In order to keep New Zealand’s water clean, tech company Hydroxsys raises $3 million and partners up with University of Auckland and the New Zealand Product Accelerator.
In recent studies by the United Nations, by 2035 the world will be 40 percent short of freshwater requirements.
Another study by World Bank says that 80 percent of all industrial wastewater enters the environment without any form of treatment.
Despite all these predictions, the industry is still seeing outdated practices.
Investors in the water industry are now looking at companies that are enhancing wastewater recovery through less carbon intensive methods, the ability to reuse at scale while being cost effective.
And the Auckland-based clean tech start-up Hydroxsys is all about that.
Using patented membrane filtration technology, Hydroxsys is recovering clean water from waste allowing water molecules to pass through their novel membrane system that rejects suspended solids such as fats, oils and grease.
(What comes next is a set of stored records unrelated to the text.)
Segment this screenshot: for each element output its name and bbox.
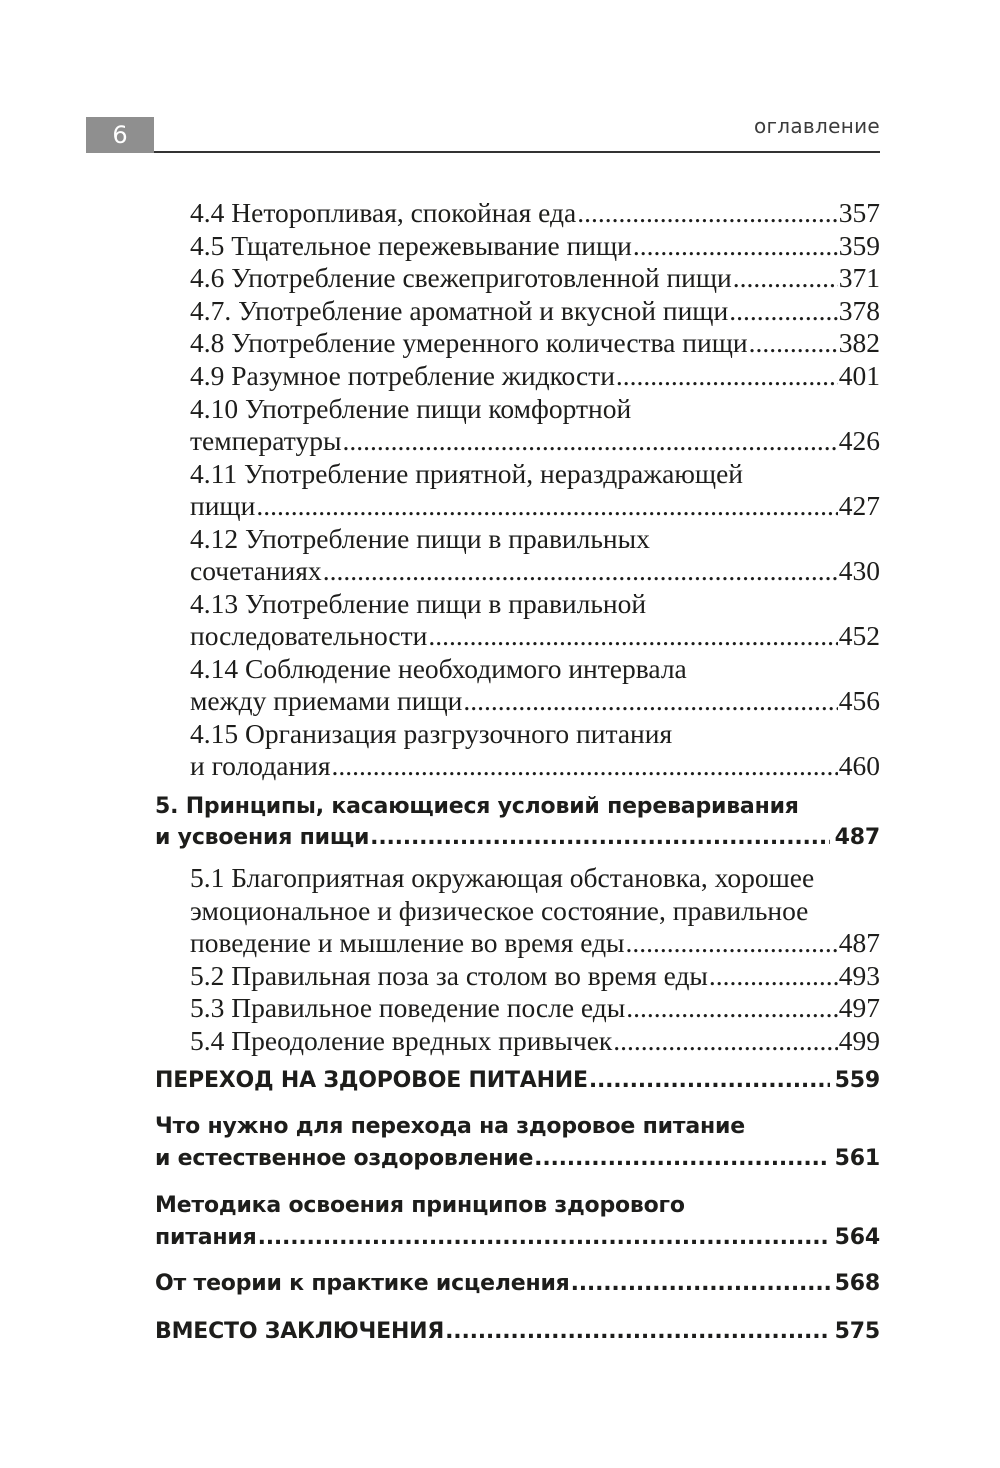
- toc-page-number: 559: [834, 1068, 880, 1093]
- toc-page-number: 452: [838, 620, 880, 651]
- toc-entry-5-2[interactable]: 5.2 Правильная поза за столом во время еды ..... 493: [190, 960, 880, 992]
- toc-entry-5-1[interactable]: поведение и мышление во время еды ..... 487: [190, 927, 880, 959]
- leader-dots: [258, 1222, 830, 1254]
- toc-entry-4-13-line1[interactable]: 4.13 Употребление пищи в правильной: [190, 588, 647, 619]
- toc-entry-4-9[interactable]: 4.9 Разумное потребление жидкости ..... 401: [190, 360, 880, 392]
- toc-needs[interactable]: и естественное оздоровление ..... 561: [155, 1143, 880, 1175]
- toc-entry-4-12[interactable]: сочетаниях ..... 430: [190, 555, 880, 587]
- toc-page-number: 575: [834, 1319, 880, 1344]
- leader-dots: [577, 197, 838, 229]
- toc-method[interactable]: питания ..... 564: [155, 1222, 880, 1254]
- toc-entry-5-1-line2[interactable]: эмоциональное и физическое состояние, правильное: [190, 895, 809, 926]
- leader-dots: [332, 750, 838, 782]
- toc-page-number: 427: [838, 490, 880, 521]
- toc-entry-5-3[interactable]: 5.3 Правильное поведение после еды ..... 497: [190, 992, 880, 1024]
- toc-entry-4-13[interactable]: последовательности ..... 452: [190, 620, 880, 652]
- toc-page-number: 561: [834, 1146, 880, 1171]
- page-number: 6: [86, 117, 154, 153]
- toc-entry-4-7[interactable]: 4.7. Употребление ароматной и вкусной пищи ..... 378: [190, 295, 880, 327]
- leader-dots: [626, 927, 838, 959]
- toc-entry-4-12-line1[interactable]: 4.12 Употребление пищи в правильных: [190, 523, 650, 554]
- toc-page-number: 426: [838, 425, 880, 456]
- toc-entry-4-10-line1[interactable]: 4.10 Употребление пищи комфортной: [190, 393, 632, 424]
- toc-page-number: 371: [838, 262, 880, 293]
- toc-page-number: 401: [838, 360, 880, 391]
- leader-dots: [613, 1025, 837, 1057]
- leader-dots: [626, 992, 838, 1024]
- leader-dots: [729, 295, 838, 327]
- toc-entry-5-1-line1[interactable]: 5.1 Благоприятная окружающая обстановка, хорошее: [190, 862, 815, 893]
- toc-entry-4-11-line1[interactable]: 4.11 Употребление приятной, нераздражающей: [190, 458, 744, 489]
- toc-chapter-5[interactable]: и усвоения пищи ..... 487: [155, 822, 880, 854]
- toc-page-number: 564: [834, 1225, 880, 1250]
- toc-entry-4-8[interactable]: 4.8 Употребление умеренного количества пищи ..... 382: [190, 327, 880, 359]
- leader-dots: [534, 1143, 830, 1175]
- leader-dots: [323, 555, 838, 587]
- toc-page-number: 568: [834, 1271, 880, 1296]
- leader-dots: [633, 230, 838, 262]
- toc-entry-4-5[interactable]: 4.5 Тщательное пережевывание пищи ..... 359: [190, 230, 880, 262]
- leader-dots: [256, 490, 837, 522]
- toc-entry-5-4[interactable]: 5.4 Преодоление вредных привычек ..... 499: [190, 1025, 880, 1057]
- toc-conclusion[interactable]: ВМЕСТО ЗАКЛЮЧЕНИЯ ..... 575: [155, 1316, 880, 1348]
- toc-page-number: 357: [838, 197, 880, 228]
- toc-theory[interactable]: От теории к практике исцеления ..... 568: [155, 1268, 880, 1300]
- toc-page-number: 359: [838, 230, 880, 261]
- toc-page-number: 456: [838, 685, 880, 716]
- toc-entry-4-14-line1[interactable]: 4.14 Соблюдение необходимого интервала: [190, 653, 687, 684]
- toc-part-transition[interactable]: ПЕРЕХОД НА ЗДОРОВОЕ ПИТАНИЕ ..... 559: [155, 1065, 880, 1097]
- leader-dots: [589, 1065, 830, 1097]
- leader-dots: [749, 327, 838, 359]
- toc-page-number: 487: [834, 825, 880, 850]
- toc-page-number: 493: [838, 960, 880, 991]
- toc-page-number: 382: [838, 327, 880, 358]
- toc-chapter-5-line1[interactable]: 5. Принципы, касающиеся условий переваривания: [155, 794, 799, 819]
- header-rule: [154, 151, 880, 153]
- leader-dots: [342, 425, 837, 457]
- toc-page-number: 378: [838, 295, 880, 326]
- toc-entry-4-6[interactable]: 4.6 Употребление свежеприготовленной пищи ..... 371: [190, 262, 880, 294]
- toc-page-number: 499: [838, 1025, 880, 1056]
- toc-entry-4-4[interactable]: 4.4 Неторопливая, спокойная еда ..... 357: [190, 197, 880, 229]
- toc-page-number: 497: [838, 992, 880, 1023]
- toc-page-number: 430: [838, 555, 880, 586]
- leader-dots: [709, 960, 838, 992]
- running-header-section-name: оглавление: [753, 114, 880, 138]
- leader-dots: [370, 822, 830, 854]
- toc-page-number: 487: [838, 927, 880, 958]
- toc-entry-4-15[interactable]: и голодания ..... 460: [190, 750, 880, 782]
- toc-entry-4-11[interactable]: пищи ..... 427: [190, 490, 880, 522]
- leader-dots: [445, 1316, 830, 1348]
- toc-entry-4-14[interactable]: между приемами пищи ..... 456: [190, 685, 880, 717]
- leader-dots: [428, 620, 837, 652]
- toc-method-line1[interactable]: Методика освоения принципов здорового: [155, 1193, 685, 1218]
- leader-dots: [571, 1268, 830, 1300]
- toc-page-number: 460: [838, 750, 880, 781]
- toc-entry-4-10[interactable]: температуры ..... 426: [190, 425, 880, 457]
- toc-needs-line1[interactable]: Что нужно для перехода на здоровое питание: [155, 1114, 745, 1139]
- leader-dots: [733, 262, 838, 294]
- leader-dots: [463, 685, 837, 717]
- toc-entry-4-15-line1[interactable]: 4.15 Организация разгрузочного питания: [190, 718, 673, 749]
- leader-dots: [616, 360, 838, 392]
“Our purpose is to secure the future of water, and we aim to help customers globally recover and reuse one billion m3 of water in the next 20 years,” says Chris Macbeth, CEO of Hydroxsys.
Hydroxsys’ patented technology has helped them in a recent seed round of raising $3 million.
Read more: Decarbonising start-up raises $23 million
Alongside their recent funding, the company has also been able to partner up with the University of Auckland and the New Zealand Product Accelerator to further develop and commercialise their technology.
With University of Auckland’s years of research, Hydroxsys expects that this will help advance their technology.
“Partnering with the University of Auckland and the New Zealand Product Accelerator will advance our strategy of helping industry reduce the volume of wastewater at source before it reaches municipal treatment systems or waterways,” says Macbeth.
“In addition to the financial and reputational benefits for individual customers, this will have a positive knock-on effect in the social chain encompassing environmental and human health, infrastructure maintenance costs and carbon emissions.”
Working alongside the New Zealand Product Accelerator will also help reduce the cost and carbon impact of their existing systems, helping to deliver humanitarian water solutions to communities where access to safe drinking water is limited.
“Hydroxsys’ membrane technology is highly innovative and scalable, and meets the growing demand internationally for a ‘whole of environment’ approach to sustainability,” adds Mark Taylor, Co-director of the New Zealand Product Accelerator.
“These research resources and specialised skills will speed up the deployment of Hydroxsys wastewater solution on farms, vineyards, dairy processing and other industrial settings throughout New Zealand and the world.”